During the Spanish Civil War, Alcalá was taken by the Nationalists, who held it until the end of the conflict. The city suffered considerable destruction, due to its vicinity to the hostilities.

==Main sights==
- La Mota fortress, of Islamic origin, on the hill with the same name
- Alcazaba, a fortified precinct with a triangular shape, with three towers
- Murallas, a line of walls with several towers,
- Palacio Abacial (18th century), now housing the Museum of Alcalà la Real
- Pilar de la calle Oteros, a monumental plinth for water from 1746
- Pilar de la Mora
- Pilar de los Álamos (1552)
- Pilar de la Toquela (1517)
- Roman bridge on the Guadalcoton river, nearby the city
- Batmale House (Early 19th century)
- Casa Pineda, a Muslim edifice in stone, recently restored
- Ayuntamiento (Town Hall)
- Convent of san José de los Capucinos (17th century), now housing municipal offices and a library
- Iglesia Mayor Abacial (main Abbey church) with towers, built in 1530
- Church of San Domingo de Silos, in Gothic-mudéjar style (1341), with a 16th-century tower
- Church of San Juan (15th-18th centuries)
- Iglesia de las Angustias ("Church of the Pains") from 1747.
- Iglesia de Consolación (16th-17th centuries)
- Church of San Antonio (1753)
- Convento de la Encarnación (1630), in Baroque style

==Economy==
The economy is mostly based on olives and oil production. Other resources include cherries, shepherding, craftsmanship, plastic industry and metalworks.

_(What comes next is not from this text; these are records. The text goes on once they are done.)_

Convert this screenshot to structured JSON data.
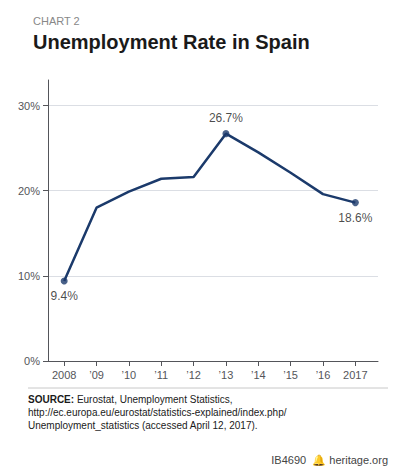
{
  "chart_data": {
    "type": "line",
    "title": "Unemployment Rate in Spain",
    "subtitle": "CHART 2",
    "x": [
      2008,
      2009,
      2010,
      2011,
      2012,
      2013,
      2014,
      2015,
      2016,
      2017
    ],
    "values": [
      9.4,
      18.0,
      19.9,
      21.4,
      21.6,
      26.7,
      24.5,
      22.1,
      19.6,
      18.6
    ],
    "color": "#1b3a6b",
    "xlim": [
      2007.5,
      2017.7
    ],
    "xticks": [
      2008,
      {
        "value": 2009,
        "label": "’09"
      },
      {
        "value": 2010,
        "label": "’10"
      },
      {
        "value": 2011,
        "label": "’11"
      },
      {
        "value": 2012,
        "label": "’12"
      },
      {
        "value": 2013,
        "label": "’13"
      },
      {
        "value": 2014,
        "label": "’14"
      },
      {
        "value": 2015,
        "label": "’15"
      },
      {
        "value": 2016,
        "label": "’16"
      },
      2017
    ],
    "ylim": [
      0,
      33
    ],
    "yticks": [
      {
        "value": 0,
        "label": "0%"
      },
      {
        "value": 10,
        "label": "10%"
      },
      {
        "value": 20,
        "label": "20%"
      },
      {
        "value": 30,
        "label": "30%"
      }
    ],
    "grid": true,
    "annotations": [
      {
        "x": 2008,
        "y": 9.4,
        "text": "9.4%"
      },
      {
        "x": 2013,
        "y": 26.7,
        "text": "26.7%"
      },
      {
        "x": 2017,
        "y": 18.6,
        "text": "18.6%"
      }
    ],
    "source_label": "SOURCE:",
    "source": " Eurostat, Unemployment Statistics,\nhttp://ec.europa.eu/eurostat/statistics-explained/index.php/\nUnemployment_statistics (accessed April 12, 2017).",
    "footer": "IB4690  🔔 heritage.org"
  }
}
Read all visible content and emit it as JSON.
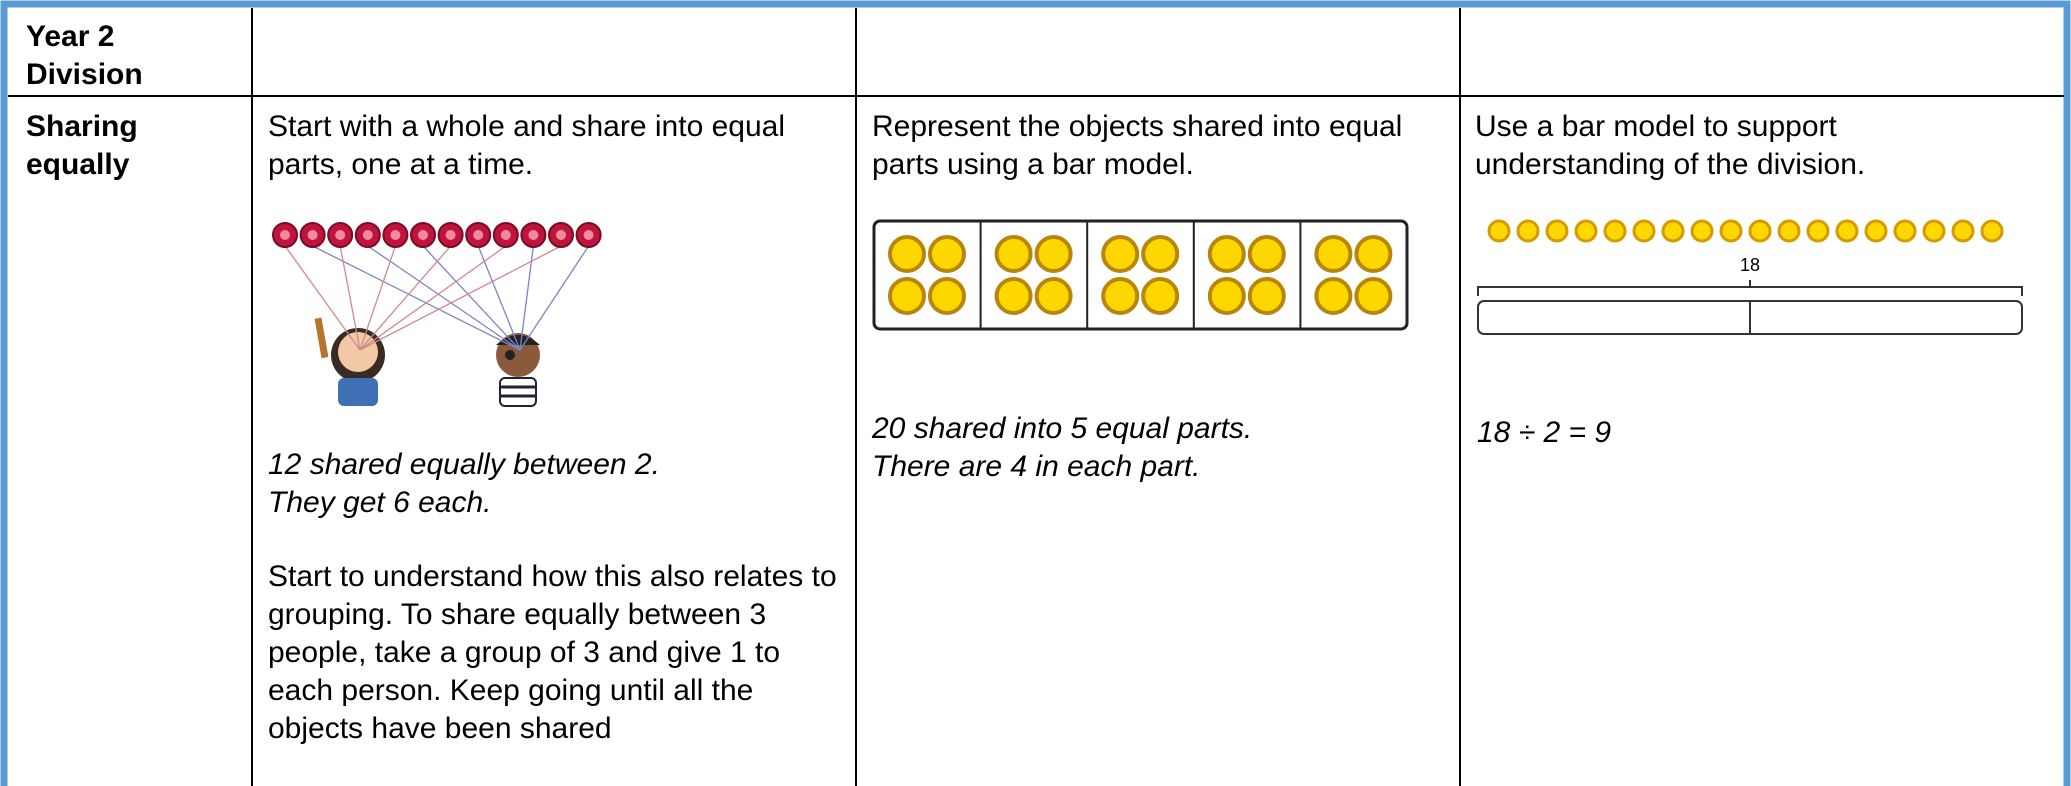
{
  "table": {
    "header": [
      "Year 2",
      "Division"
    ],
    "row_label": [
      "Sharing",
      "equally"
    ],
    "columns": [
      {
        "text": "Start with a whole and share into equal parts, one at a time.",
        "caption": [
          "12 shared equally between 2.",
          "They get 6 each."
        ],
        "note": "Start to understand how this also relates to grouping. To share equally between 3 people, take a group of 3 and give 1 to each person. Keep going until all the objects have been shared"
      },
      {
        "text": "Represent the objects shared into equal parts using a bar model.",
        "caption": [
          "20 shared into 5 equal parts.",
          "There are 4 in each part."
        ]
      },
      {
        "text": "Use a bar model to support understanding of the division.",
        "bar_label": "18",
        "equation": "18 ÷ 2 = 9"
      }
    ]
  }
}
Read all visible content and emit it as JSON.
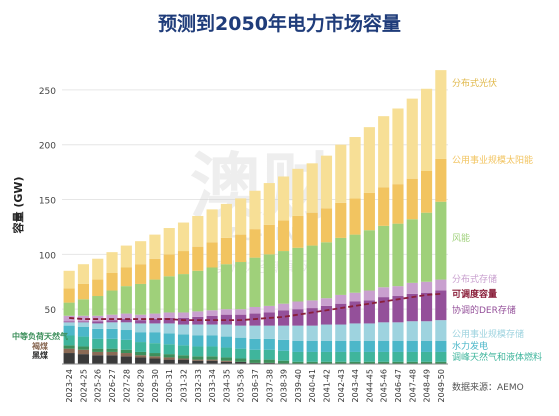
{
  "chart_data": {
    "type": "bar",
    "title": "预测到2050年电力市场容量",
    "ylabel": "容量 (GW)",
    "ylim": [
      0,
      290
    ],
    "yticks": [
      50,
      100,
      150,
      200,
      250
    ],
    "grid": true,
    "source": "数据来源：AEMO",
    "watermark": [
      "澳财",
      "AU-FIN",
      "澳洲财经新闻网"
    ],
    "categories": [
      "2023-24",
      "2024-25",
      "2025-26",
      "2026-27",
      "2027-28",
      "2028-29",
      "2029-30",
      "2030-31",
      "2031-32",
      "2032-33",
      "2033-34",
      "2034-35",
      "2035-36",
      "2036-37",
      "2037-38",
      "2038-39",
      "2039-40",
      "2040-41",
      "2041-42",
      "2042-43",
      "2043-44",
      "2044-45",
      "2045-46",
      "2046-47",
      "2047-48",
      "2048-49",
      "2049-50"
    ],
    "series": [
      {
        "name": "黑煤",
        "color": "#3a3a3a",
        "values": [
          10,
          9,
          8,
          8,
          7,
          6,
          5,
          4,
          4,
          3,
          3,
          2,
          2,
          1,
          1,
          0,
          0,
          0,
          0,
          0,
          0,
          0,
          0,
          0,
          0,
          0,
          0
        ]
      },
      {
        "name": "褐煤",
        "color": "#8a6a55",
        "values": [
          4,
          4,
          3,
          3,
          3,
          2,
          2,
          2,
          1,
          1,
          1,
          1,
          0,
          0,
          0,
          0,
          0,
          0,
          0,
          0,
          0,
          0,
          0,
          0,
          0,
          0,
          0
        ]
      },
      {
        "name": "中等负荷天然气",
        "color": "#3d8f5b",
        "values": [
          3,
          3,
          3,
          3,
          3,
          3,
          3,
          3,
          3,
          3,
          3,
          3,
          3,
          3,
          3,
          3,
          2,
          2,
          2,
          2,
          2,
          2,
          2,
          2,
          2,
          2,
          2
        ]
      },
      {
        "name": "调峰天然气和液体燃料",
        "color": "#3fb59c",
        "values": [
          9,
          9,
          9,
          9,
          9,
          9,
          9,
          9,
          9,
          9,
          9,
          9,
          9,
          9,
          9,
          9,
          9,
          9,
          9,
          9,
          9,
          9,
          9,
          9,
          9,
          9,
          9
        ]
      },
      {
        "name": "水力发电",
        "color": "#4cb7c9",
        "values": [
          9,
          9,
          9,
          9,
          9,
          9,
          10,
          10,
          10,
          10,
          10,
          10,
          10,
          10,
          10,
          10,
          10,
          10,
          10,
          10,
          10,
          10,
          10,
          10,
          10,
          10,
          10
        ]
      },
      {
        "name": "公用事业规模存储",
        "color": "#9ed3df",
        "values": [
          3,
          4,
          5,
          6,
          7,
          8,
          8,
          9,
          9,
          10,
          10,
          11,
          11,
          12,
          12,
          13,
          14,
          14,
          15,
          15,
          16,
          16,
          17,
          17,
          18,
          18,
          19
        ]
      },
      {
        "name": "协调的DER存储",
        "color": "#94509a",
        "values": [
          1,
          1,
          2,
          2,
          3,
          3,
          4,
          5,
          6,
          7,
          8,
          9,
          10,
          11,
          12,
          14,
          15,
          16,
          17,
          19,
          20,
          21,
          23,
          24,
          25,
          26,
          27
        ]
      },
      {
        "name": "分布式存储",
        "color": "#c9a0cf",
        "values": [
          5,
          5,
          5,
          5,
          5,
          5,
          5,
          5,
          5,
          5,
          5,
          5,
          5,
          6,
          6,
          6,
          7,
          7,
          7,
          8,
          8,
          9,
          9,
          9,
          10,
          10,
          10
        ]
      },
      {
        "name": "风能",
        "color": "#9fd07a",
        "values": [
          12,
          15,
          18,
          22,
          25,
          28,
          31,
          33,
          35,
          37,
          39,
          41,
          43,
          45,
          47,
          48,
          49,
          50,
          51,
          52,
          53,
          55,
          56,
          57,
          58,
          63,
          71
        ]
      },
      {
        "name": "公用事业规模太阳能",
        "color": "#f2c460",
        "values": [
          13,
          14,
          15,
          16,
          17,
          18,
          19,
          20,
          21,
          22,
          23,
          24,
          25,
          26,
          27,
          28,
          29,
          30,
          31,
          32,
          33,
          34,
          35,
          36,
          37,
          38,
          39
        ]
      },
      {
        "name": "分布式光伏",
        "color": "#f7df96",
        "values": [
          16,
          18,
          19,
          19,
          20,
          21,
          22,
          24,
          26,
          28,
          30,
          31,
          33,
          35,
          38,
          40,
          43,
          45,
          48,
          53,
          56,
          60,
          65,
          69,
          73,
          75,
          81
        ]
      }
    ],
    "line": {
      "name": "可调度容量",
      "color": "#8a1f3a",
      "values": [
        42,
        41,
        41,
        41,
        41,
        41,
        41,
        41,
        40,
        40,
        40,
        40,
        40,
        41,
        42,
        43,
        45,
        47,
        49,
        51,
        53,
        55,
        57,
        59,
        61,
        63,
        64
      ]
    }
  }
}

The city's economy is growing at reduced speed if compared to the neighbouring towns, and numerous young people from Alcalá la Real move to Granada in search of jobs.

==Twin towns==
- GER Lohfelden, Germany
- ESP Figueres, Spain since 1989 in connection with Pep Ventura, who modernized the sardana and it subsequently became the traditional dance of Catalonia. He was born in Alcalá la Real in 1817.